SQA assured students that their marks would not go down. On 18 August, UCAS admitted in a statement that many of the students whose certificates contained errors on could lose out on a university place that they would have received had the results been accurate and on time. The Scottish Executive announced that it would fund additional places.

=== Resolution ===
On 20 August, the Scottish Qualifications Authority claimed that over 2,000 students with inaccurate certificates will receive the correct ones the next day, and the rest would be fixed "in a matter of days.' No letters arrived by 21 August, but on 22 August the Scottish Qualifications Authority vowed to resolve the worst affected pupils' results by 20 September 2000. The SQA finished its compilation of the missing CSYS and Higher results on 27 August 2026. On 30 August, the SQA announced that that certain schools had received the incorrect information regarding the errors in the results of their students.
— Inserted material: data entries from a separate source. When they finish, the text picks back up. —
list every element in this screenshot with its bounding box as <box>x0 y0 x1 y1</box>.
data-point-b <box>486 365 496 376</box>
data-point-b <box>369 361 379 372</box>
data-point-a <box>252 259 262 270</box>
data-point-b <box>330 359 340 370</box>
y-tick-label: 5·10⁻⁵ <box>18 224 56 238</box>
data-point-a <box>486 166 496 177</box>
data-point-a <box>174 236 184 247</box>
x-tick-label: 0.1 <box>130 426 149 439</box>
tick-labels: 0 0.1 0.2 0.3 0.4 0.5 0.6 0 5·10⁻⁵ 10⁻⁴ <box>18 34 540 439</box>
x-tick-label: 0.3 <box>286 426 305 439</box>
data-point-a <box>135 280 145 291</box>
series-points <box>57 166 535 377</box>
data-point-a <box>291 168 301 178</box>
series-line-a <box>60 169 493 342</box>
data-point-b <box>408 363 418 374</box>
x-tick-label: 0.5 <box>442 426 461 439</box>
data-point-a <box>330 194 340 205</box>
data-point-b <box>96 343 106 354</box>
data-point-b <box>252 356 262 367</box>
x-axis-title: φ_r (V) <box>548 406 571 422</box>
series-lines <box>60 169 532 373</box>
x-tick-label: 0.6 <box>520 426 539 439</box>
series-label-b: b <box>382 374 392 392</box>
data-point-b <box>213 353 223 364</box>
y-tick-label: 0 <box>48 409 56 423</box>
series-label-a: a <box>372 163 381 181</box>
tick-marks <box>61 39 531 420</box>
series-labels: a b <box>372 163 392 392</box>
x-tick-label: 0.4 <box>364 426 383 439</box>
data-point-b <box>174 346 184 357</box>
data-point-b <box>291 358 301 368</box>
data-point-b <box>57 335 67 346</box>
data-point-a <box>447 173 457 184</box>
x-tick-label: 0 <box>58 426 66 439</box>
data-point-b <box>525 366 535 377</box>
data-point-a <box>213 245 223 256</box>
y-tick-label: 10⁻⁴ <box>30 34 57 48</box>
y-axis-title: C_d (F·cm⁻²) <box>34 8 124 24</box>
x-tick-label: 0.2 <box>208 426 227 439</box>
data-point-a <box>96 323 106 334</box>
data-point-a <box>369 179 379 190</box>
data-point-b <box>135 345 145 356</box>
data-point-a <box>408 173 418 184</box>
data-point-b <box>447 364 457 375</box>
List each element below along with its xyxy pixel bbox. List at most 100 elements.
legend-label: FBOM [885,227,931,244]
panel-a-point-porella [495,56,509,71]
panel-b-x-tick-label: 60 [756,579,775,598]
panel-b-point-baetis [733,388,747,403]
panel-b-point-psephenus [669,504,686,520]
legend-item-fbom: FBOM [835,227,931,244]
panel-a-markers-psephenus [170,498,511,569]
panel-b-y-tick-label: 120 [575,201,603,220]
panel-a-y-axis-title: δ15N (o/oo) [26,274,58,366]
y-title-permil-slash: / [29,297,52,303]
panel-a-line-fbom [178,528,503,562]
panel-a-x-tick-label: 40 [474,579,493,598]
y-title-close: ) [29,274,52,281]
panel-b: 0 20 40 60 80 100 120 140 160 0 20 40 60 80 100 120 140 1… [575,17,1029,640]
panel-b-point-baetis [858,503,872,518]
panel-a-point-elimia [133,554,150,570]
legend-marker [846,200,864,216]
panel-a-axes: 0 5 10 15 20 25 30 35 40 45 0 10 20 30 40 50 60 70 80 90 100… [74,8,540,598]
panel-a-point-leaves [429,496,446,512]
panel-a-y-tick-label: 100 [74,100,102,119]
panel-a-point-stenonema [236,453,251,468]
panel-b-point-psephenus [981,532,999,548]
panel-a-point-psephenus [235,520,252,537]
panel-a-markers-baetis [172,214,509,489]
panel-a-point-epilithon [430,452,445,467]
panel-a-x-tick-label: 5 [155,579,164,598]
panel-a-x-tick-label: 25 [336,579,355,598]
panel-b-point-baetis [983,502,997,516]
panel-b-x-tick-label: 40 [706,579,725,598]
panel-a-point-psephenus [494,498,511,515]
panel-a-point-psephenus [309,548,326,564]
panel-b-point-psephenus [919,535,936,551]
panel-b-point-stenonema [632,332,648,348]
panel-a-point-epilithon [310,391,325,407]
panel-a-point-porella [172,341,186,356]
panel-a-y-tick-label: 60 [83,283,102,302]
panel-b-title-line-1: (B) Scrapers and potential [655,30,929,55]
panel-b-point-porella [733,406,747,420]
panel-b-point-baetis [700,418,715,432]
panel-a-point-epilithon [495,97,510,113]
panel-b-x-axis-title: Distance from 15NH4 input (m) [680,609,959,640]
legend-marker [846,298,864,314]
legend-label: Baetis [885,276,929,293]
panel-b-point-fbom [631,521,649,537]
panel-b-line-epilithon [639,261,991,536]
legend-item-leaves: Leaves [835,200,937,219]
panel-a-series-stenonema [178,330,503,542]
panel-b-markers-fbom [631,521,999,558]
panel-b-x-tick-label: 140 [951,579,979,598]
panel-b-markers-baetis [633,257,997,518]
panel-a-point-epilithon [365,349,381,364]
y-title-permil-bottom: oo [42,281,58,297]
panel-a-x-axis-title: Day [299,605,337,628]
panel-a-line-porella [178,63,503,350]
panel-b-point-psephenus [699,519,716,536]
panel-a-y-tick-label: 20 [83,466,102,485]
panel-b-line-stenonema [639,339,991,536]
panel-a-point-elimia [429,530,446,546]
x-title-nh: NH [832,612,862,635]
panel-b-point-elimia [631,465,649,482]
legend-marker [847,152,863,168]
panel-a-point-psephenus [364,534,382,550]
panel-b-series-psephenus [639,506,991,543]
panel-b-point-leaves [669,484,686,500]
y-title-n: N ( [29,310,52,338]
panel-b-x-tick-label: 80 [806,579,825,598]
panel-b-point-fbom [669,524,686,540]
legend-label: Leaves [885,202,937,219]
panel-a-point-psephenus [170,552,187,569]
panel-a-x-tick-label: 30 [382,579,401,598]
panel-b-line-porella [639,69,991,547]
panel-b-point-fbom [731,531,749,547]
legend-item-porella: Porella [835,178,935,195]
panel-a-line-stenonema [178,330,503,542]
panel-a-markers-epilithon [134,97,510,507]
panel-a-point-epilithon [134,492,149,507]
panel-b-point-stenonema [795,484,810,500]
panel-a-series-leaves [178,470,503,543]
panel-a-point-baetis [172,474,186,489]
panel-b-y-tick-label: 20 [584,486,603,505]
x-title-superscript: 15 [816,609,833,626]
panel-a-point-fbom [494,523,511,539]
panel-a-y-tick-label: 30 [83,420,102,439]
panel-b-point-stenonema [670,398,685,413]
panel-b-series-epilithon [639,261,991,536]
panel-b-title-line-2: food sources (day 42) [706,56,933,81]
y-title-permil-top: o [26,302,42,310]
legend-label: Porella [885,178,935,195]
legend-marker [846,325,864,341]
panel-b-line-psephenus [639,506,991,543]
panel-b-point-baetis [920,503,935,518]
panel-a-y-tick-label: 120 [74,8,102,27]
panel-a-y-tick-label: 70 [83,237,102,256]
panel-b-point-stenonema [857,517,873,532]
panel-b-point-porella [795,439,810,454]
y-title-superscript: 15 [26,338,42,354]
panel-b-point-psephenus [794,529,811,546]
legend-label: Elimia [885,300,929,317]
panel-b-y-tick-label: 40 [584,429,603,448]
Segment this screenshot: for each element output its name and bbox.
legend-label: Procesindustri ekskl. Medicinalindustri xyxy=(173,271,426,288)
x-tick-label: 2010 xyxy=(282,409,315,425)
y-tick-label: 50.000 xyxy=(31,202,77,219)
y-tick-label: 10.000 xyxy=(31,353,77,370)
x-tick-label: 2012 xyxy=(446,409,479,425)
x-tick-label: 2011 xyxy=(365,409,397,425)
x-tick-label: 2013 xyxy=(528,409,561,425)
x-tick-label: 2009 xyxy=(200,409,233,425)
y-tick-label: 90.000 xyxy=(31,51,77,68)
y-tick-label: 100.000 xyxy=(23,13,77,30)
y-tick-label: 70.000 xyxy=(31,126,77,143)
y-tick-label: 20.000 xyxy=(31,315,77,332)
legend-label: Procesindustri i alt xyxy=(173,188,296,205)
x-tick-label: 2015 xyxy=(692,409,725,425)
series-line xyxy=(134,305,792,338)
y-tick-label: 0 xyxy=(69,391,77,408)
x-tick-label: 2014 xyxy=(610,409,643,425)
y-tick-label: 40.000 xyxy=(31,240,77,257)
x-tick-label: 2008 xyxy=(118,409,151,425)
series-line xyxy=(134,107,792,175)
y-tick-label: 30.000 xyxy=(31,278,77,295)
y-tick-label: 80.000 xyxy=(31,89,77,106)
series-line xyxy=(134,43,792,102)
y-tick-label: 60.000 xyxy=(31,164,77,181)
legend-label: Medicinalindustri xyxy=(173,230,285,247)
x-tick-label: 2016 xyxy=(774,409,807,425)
Roughly 4,264 Standard Grade students were discovered to have received incorrect certificates on 31 August.

== Further developments ==
Bill Morton announced an internal review of the SQA on 29 August.

The Scottish Parliament education committee conducted an investigation of the Scottish Qualifications Authority. The report following the investigation described the board of the SQA as "negligent".

On 29 October, Jack McConnell became the new Education Minister and Sam Galbraith became Environment Minister.

On 31 October, additional reporting revealed Scottish Qualifications Authority failed to sort out non-urgent Higher Grade exam results within the planned deadline—and the new Chief Executive was not told. Jack McConnell appointed a new Scottish Qualifications Authority board on 9 November: 16 of the 24 members were replaced. On 3 November the chairman resigned. The Scottish Qualifications Authority begins sending out accurate exam certificates to students—three months after they were supposed to be delivered.

Galbraith survived a motion of no confidence in the Scottish Parliament on 13 December, the first to be voted on in the Parliament. The motion was defeated by 66 votes against, with 52 MSPs voting in favour and one abstaining. Media reports suggest that the exam results fiasco cost the people of Scotland over £11,000,000.

It emerged that an eighteen-year-old student decided to sue the Scottish Qualifications Authority for compensation after she spent her time retaking a subject she had passed in, but wasn't notified about it until nine months later.